PostgreSQL Tables (typical)
The script can create or upsert into these; adapt to your naming if needed.
-- Minute window pickups per zone CREATE TABLE IF NOT EXISTS kpis_rides_minute ( window_start TIMESTAMP NOT NULL, window_end TIMESTAMP NOT NULL, pu_location_id INT NOT NULL, trip_count BIGINT NOT NULL, PRIMARY KEY (window_start, window_end, pu_location_id) );
-- Optional citywide rollup CREATE TABLE IF NOT EXISTS kpi_citywide ( window_start TIMESTAMP NOT NULL, window_end TIMESTAMP NOT NULL, trips BIGINT NOT NULL, avg_trip_distance DOUBLE PRECISION, total_revenue DOUBLE PRECISION, PRIMARY KEY (window_start, window_end) );
-- Optional zone lookup (seeded from taxi-zone-lookup.csv) CREATE TABLE IF NOT EXISTS tlc_zones ( location_id INT PRIMARY KEY, borough TEXT, zone TEXT, service_zone TEXT );
Sample Queries (Grafana panels)
Minute volume by zone
SELECT window_start AS time, pu_location_id, trip_count FROM kpis_rides_minute ORDER BY time ASC;
Latest Top-N zones (if you materialize a top table/view)

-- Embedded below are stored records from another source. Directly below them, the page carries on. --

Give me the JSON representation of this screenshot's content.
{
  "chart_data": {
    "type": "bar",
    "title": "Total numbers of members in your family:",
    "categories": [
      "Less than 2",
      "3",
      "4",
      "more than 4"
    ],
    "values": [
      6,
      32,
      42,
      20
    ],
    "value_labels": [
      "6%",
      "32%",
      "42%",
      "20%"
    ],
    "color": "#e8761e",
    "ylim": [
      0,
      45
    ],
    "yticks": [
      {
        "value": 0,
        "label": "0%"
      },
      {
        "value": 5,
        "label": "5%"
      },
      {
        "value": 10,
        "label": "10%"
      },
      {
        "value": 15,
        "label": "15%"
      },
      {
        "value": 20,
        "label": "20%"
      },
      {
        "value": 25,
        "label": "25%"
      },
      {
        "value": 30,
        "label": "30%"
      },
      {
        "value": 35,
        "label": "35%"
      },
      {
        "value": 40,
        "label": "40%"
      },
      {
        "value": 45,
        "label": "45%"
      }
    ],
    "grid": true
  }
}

WITH lastw AS ( SELECT MAX(window_start) AS ws FROM kpis_rides_minute ) SELECT z.zone, km.trip_count FROM kpis_rides_minute km JOIN lastw ON km.window_start = lastw.ws JOIN tlc_zones z ON z.location_id = km.pu_location_id ORDER BY km.trip_count DESC LIMIT 10;
Operational Commands
docker compose up -d --build
docker compose logs -f
docker compose logs -f producer docker compose logs -f spark docker compose logs -f kafka docker compose logs -f postgres
docker compose exec spark bash
docker compose down
docker compose down -v
Common Pitfalls
Producer/Spark can’t reach Kafka Ensure KAFKA_ADVERTISED_LISTENERS=PLAINTEXT://kafka:9092 in compose (already set).
Spark Kafka package mismatch Use org.apache.spark:spark-sql-kafka-0-10_2.12:3.5.1 if you customize spark-submit.
Timezone differences Prefer UTC in Spark (spark.sql.session.timeZone=UTC) and Grafana.
Extending
Add KPIs: tip rate, dropoff KPIs, hourly windows, percentile trip distances.
Enrich with weather/events; create correlation panels in Grafana.
Swap Postgres for ClickHouse/BigQuery for larger datasets.
Use batch/batch_etl.py to backfill historical windows into the same tables.